A sum of money doubles itself at compound interest in 15 yrs. In how many yrs it will become eight times?

A 40

B 55

C 45

D 50

E None of these

Correct Answer: Option C

Let us assume that the certain amount of money is `P’

Given that it doubles itself after 15 years (i.e. after 15 years it becomes 2P)

After 15 years, the principal is 2P

So, after another 15 years 2P doubles itself i.e. it becomes 4P (similarly as P becomes 2P in 15 years)

i.e. after 30 years from starting, P becomes 4P.

Let, after 30 years, the principal is 4P.

So, after another 15 years, 4P becomes doubles itself.

i.e. it becomes 8P (similarly as P becomes 2P in 15 years)

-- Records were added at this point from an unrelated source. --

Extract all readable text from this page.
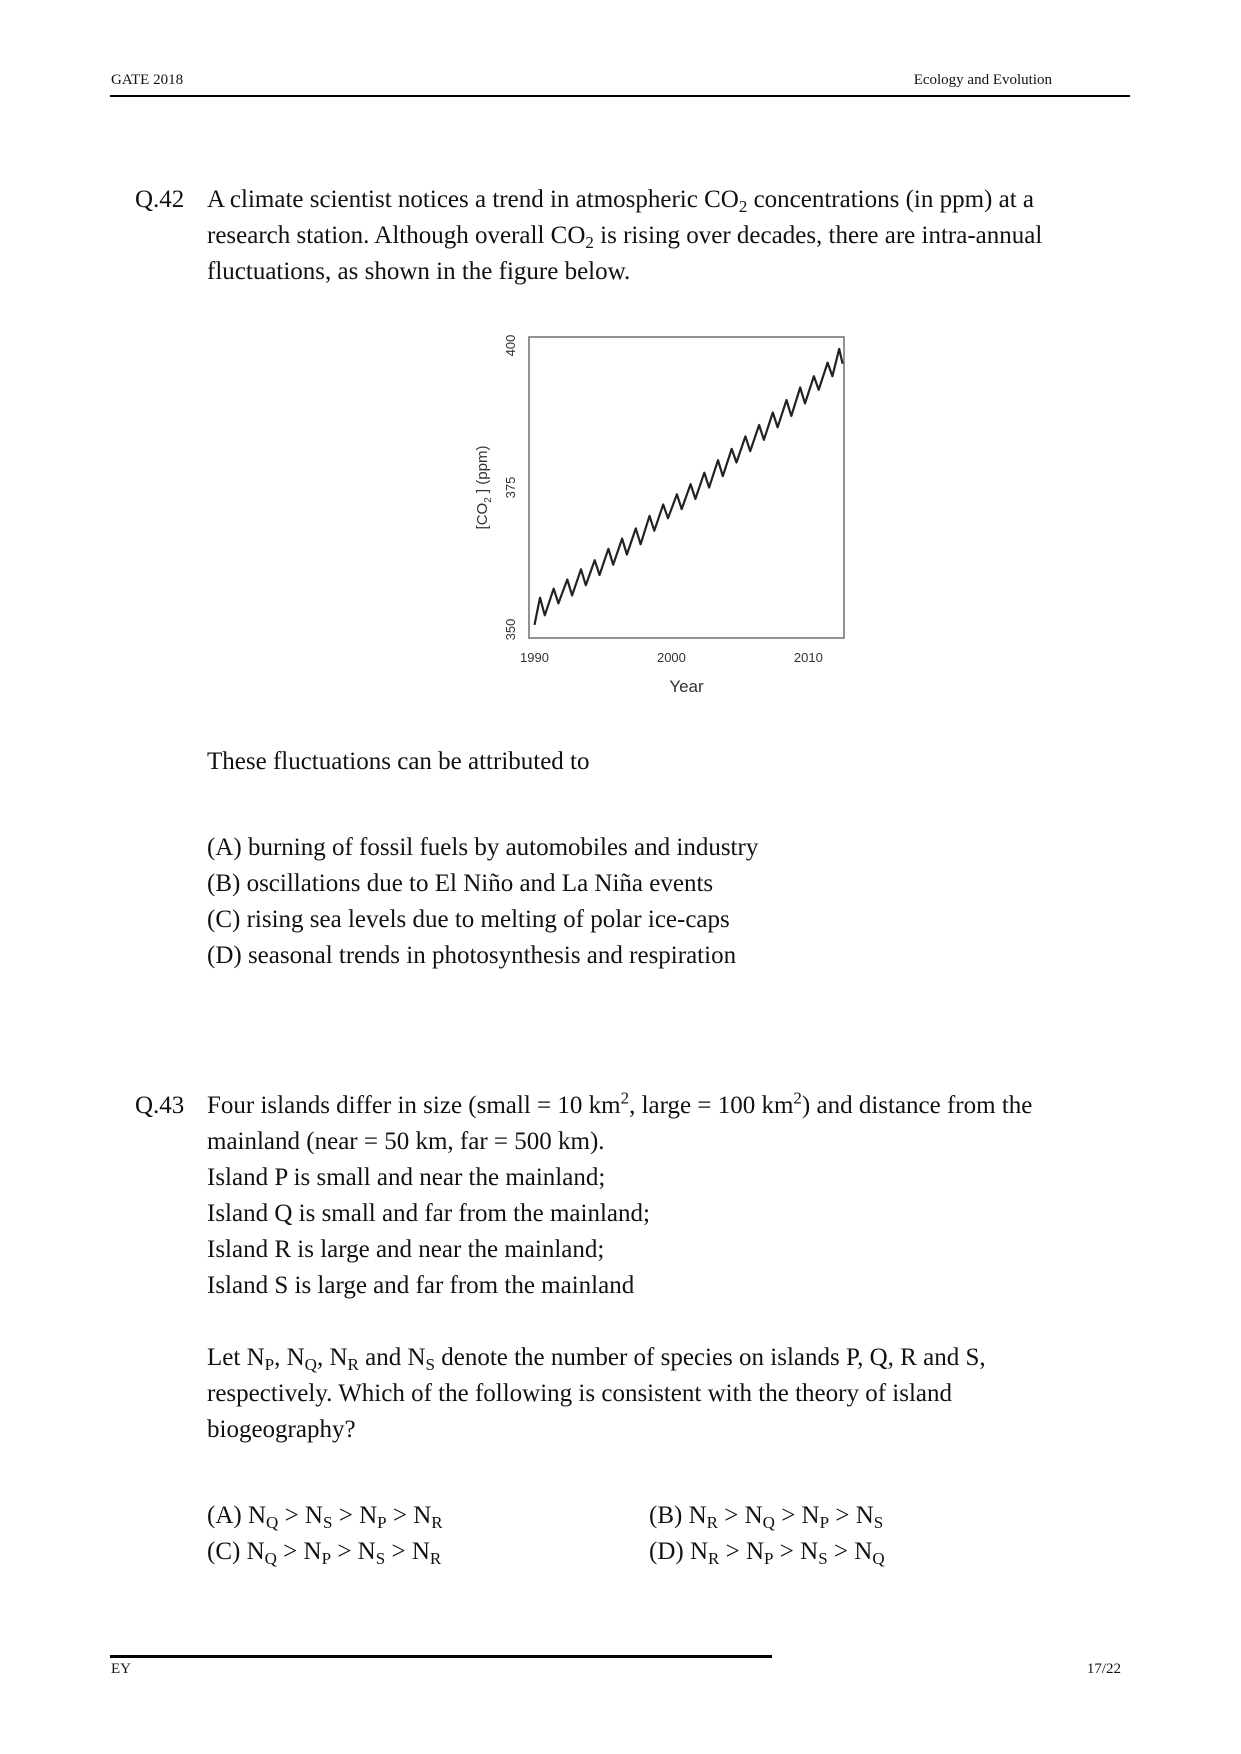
GATE 2018	Ecology and Evolution
Q.42 A climate scientist notices a trend in atmospheric $CO_2$ concentrations (in ppm) at a
research station. Although overall $CO_2$ is rising over decades, there are intra-annual
fluctuations, as shown in the figure below.
1990	2000	2010
350
375
400
Year
[$CO_2$ ] (ppm)
These fluctuations can be attributed to
(A) burning of fossil fuels by automobiles and industry
(B) oscillations due to El Niño and La Niña events
(C) rising sea levels due to melting of polar ice-caps
(D) seasonal trends in photosynthesis and respiration
Q.43 Four islands differ in size (small = 10 $km^2$, large = 100 $km^2$) and distance from the
mainland (near = 50 km, far = 500 km).
Island P is small and near the mainland;
Island Q is small and far from the mainland;
Island R is large and near the mainland;
Island S is large and far from the mainland
Let $N_P$, $N_Q$, $N_R$ and $N_S$ denote the number of species on islands P, Q, R and S,
respectively. Which of the following is consistent with the theory of island
biogeography?
(A) $N_Q > N_S > N_P > N_R$	(B) $N_R > N_Q > N_P > N_S$
(C) $N_Q > N_P > N_S > N_R$	(D) $N_R > N_P > N_S > N_Q$
EY	17/22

Therefore, after 45 years P becomes eight times of itself i.e. become 8P.

Alternative method:

Given that amount doubles itself at compound interest in 15 years

We know that when interest is compounded annually, Amount \(= \;P\;{\left[ {1\; + \frac{R}{{100}}} \right]^n}\)

Where P = Principal, Rate = R% per annum, Time = n years

\(\therefore \;P\;{\left[ {1\; + \frac{R}{{100}}} \right]^{15}}\; = \;2P\)

\(\Rightarrow \;{\left[ {1\; + \frac{R}{{100}}} \right]^{15}}\; = \;2\) …………. (1)

Let us assume that in `x’ years `P’ amounts to `8P’

\(\therefore \;P\;{\left[ {1\; + \frac{R}{{100}}} \right]^x}\; = \;8P\)

\(\Rightarrow \;{\left[ {1\; + \frac{R}{{100}}} \right]^x}\; = \;8\; = \;{2^3}\)

\(\Rightarrow \;{\left[ {1\; + \frac{R}{{100}}} \right]^x}\; = \;{\left\{ {{{\left[ {1\; + \frac{R}{{100}}} \right]}^{15}}} \right\}^3}\) [∵From (1)]

\(\Rightarrow \;{\left[ {1\; + \frac{R}{{100}}} \right]^x}\; = \;{\left[ {1\; + \frac{R}{{100}}} \right]^{45}}\)

⇒ x = 45 [∵If am = an then m = n]

∴ In `45 years’ amount becomes 8 times to the principal at the given rate.